Research

Chemical Data Science – Thriving near the limit of detection

Boring problems are easy to solve and don’t need chemometrics. Fun problems are when you are pushing the performance limits of your instrumentation and you are fighting to extract any chemical information from the noise. A new algorithm or an intelligent tweak to how the data is collected can make a huge difference in project success. Whether a classification, calibration, or signature extraction problem, we are collaborating on applications where the optimized synergy between data science and instrumentation is essential.

We are particularly interested in exploring ways to best handle large amounts of noisy data of the type that might be collected by hand-held sensors or rapid hyperspectral imaging. The paradigm for rapidly collecting and analyzing large amounts of noisy data is markedly different than the traditional analytical chemistry paradigm of slowly collecting and analyzing a few targeted samples with exquisite signal-to-noise and resolution. The available data analyses tools for these two paradigms are quite different. Fast, noisy measurements leading to big data may well be the future of analytical chemistry. We are building the tools to get there.

Quantifying Uncertainty – Assigning Confidence Intervals

Part and parcel with analyzing noisy data is assigning statistically valid confidence intervals to the extracted information. We are adapting two new methods for determining confidence intervals to the different applications in our research portfolio.

First, we are investigating the propagation of correlated measurement errors through models to place limits of discrimination (similar to limits of detection) on the ability to differentiation among two or more target classes. Classical statistics assume all measurements are independent and identically distributed (i.i.d). That is, for example, there is no correlation between random errors on successive spectroscopic wavelengths or time units in a chromatogram. However, residual baselines, wavelength axis instability, and many other physical effects can lead to correlated errors. With this method we can determine which samples cannot be classified at a certain confidence limit.

Also, we are exploring conformal predictions as a tool both to place confidence limits on model predictions and to better assess and compare model performances. Conformal prediction quantifies uncertainty in machine learning predictions by constructing prediction sets or intervals that are guaranteed to contain the true outcome with a specified confidence level. These prediction intervals can vary in size with local model efficacy. Conformal predictions primary advantages are providing valid coverage guarantees, avoiding assumptions regarding the underlying data distribution, and identifying regions where the model ‘struggles’, relatively speaking.

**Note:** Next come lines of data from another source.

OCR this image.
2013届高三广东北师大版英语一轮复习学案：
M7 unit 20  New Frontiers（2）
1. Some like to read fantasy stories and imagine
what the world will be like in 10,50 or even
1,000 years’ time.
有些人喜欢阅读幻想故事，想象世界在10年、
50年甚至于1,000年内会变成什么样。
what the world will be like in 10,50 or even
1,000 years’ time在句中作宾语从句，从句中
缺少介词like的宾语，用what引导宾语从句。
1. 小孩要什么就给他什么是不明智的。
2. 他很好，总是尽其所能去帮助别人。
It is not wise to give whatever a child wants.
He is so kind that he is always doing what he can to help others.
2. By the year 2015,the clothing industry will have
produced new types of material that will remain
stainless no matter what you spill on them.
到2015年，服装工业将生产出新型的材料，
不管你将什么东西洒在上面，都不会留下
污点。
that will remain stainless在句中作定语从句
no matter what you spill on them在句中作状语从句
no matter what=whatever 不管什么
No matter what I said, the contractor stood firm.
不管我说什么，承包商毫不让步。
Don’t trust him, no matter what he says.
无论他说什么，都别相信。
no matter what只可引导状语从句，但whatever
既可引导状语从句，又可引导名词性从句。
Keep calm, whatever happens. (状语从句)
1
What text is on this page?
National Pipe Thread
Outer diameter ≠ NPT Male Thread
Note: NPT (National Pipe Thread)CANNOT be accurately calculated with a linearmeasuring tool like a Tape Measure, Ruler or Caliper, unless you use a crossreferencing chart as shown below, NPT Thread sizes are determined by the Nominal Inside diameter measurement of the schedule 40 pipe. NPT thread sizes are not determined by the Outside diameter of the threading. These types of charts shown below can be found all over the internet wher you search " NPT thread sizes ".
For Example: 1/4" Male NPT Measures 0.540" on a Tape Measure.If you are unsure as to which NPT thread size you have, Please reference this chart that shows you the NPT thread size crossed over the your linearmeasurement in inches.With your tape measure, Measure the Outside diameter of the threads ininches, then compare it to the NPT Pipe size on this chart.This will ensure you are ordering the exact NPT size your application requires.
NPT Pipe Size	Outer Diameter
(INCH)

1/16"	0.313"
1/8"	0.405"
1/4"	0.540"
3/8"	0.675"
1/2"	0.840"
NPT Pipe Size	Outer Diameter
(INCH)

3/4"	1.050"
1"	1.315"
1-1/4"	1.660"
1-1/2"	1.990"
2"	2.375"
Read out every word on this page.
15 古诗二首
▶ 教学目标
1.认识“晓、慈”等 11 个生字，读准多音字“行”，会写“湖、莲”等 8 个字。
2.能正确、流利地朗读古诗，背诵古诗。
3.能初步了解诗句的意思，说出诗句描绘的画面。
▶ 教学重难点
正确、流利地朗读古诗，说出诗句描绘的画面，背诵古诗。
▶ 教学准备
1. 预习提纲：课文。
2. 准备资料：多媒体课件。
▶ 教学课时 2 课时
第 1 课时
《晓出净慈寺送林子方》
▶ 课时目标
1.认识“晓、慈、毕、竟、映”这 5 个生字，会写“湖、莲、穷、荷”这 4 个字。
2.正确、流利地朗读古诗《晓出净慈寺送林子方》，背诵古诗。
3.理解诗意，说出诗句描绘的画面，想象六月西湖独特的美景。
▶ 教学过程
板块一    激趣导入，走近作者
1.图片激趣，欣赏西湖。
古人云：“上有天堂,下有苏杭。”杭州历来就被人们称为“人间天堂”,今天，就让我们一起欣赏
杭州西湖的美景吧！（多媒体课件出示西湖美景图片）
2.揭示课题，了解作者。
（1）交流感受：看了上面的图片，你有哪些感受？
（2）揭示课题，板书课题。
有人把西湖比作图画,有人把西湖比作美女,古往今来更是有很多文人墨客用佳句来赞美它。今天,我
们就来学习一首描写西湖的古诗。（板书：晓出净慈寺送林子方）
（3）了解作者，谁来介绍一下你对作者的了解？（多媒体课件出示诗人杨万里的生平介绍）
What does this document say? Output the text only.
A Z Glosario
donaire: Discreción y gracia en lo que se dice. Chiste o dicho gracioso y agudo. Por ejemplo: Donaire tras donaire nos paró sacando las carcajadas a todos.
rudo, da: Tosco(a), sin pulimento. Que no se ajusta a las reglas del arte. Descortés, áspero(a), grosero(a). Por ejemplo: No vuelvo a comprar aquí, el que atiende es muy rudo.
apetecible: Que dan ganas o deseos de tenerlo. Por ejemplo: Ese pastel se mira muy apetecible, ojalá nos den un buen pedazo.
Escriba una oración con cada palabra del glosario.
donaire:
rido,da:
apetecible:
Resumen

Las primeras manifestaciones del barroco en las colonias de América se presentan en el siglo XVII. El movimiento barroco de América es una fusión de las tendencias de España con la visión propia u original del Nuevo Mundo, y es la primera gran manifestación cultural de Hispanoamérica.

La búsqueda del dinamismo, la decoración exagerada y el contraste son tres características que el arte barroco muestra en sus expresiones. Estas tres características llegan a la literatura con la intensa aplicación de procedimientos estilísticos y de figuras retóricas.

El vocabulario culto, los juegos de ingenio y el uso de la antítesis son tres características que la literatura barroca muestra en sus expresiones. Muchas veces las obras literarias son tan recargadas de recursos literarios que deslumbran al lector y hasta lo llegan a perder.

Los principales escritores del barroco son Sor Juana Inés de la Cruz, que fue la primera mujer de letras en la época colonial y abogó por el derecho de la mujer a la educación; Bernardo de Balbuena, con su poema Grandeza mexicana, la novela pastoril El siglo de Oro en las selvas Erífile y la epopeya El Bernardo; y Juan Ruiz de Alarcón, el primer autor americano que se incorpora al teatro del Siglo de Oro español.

Forensics: Timber Identity and Provenance

In an ongoing collaboration with the US Forest Service and the US Geological Survey, we are developing methods and models to determine the species and origin for timber with hand-held Laser Induced Breakdown Spectroscopy (LIBS) instrumentation. Applications include both combatting illegal trade of endangered species (e.g. Rosewood) and combatting illegal harvesting by determining which area domestic or foreign timber was harvested. We are working to expand the methodology to similar applications such as provenance of illicit drugs and other botanicals.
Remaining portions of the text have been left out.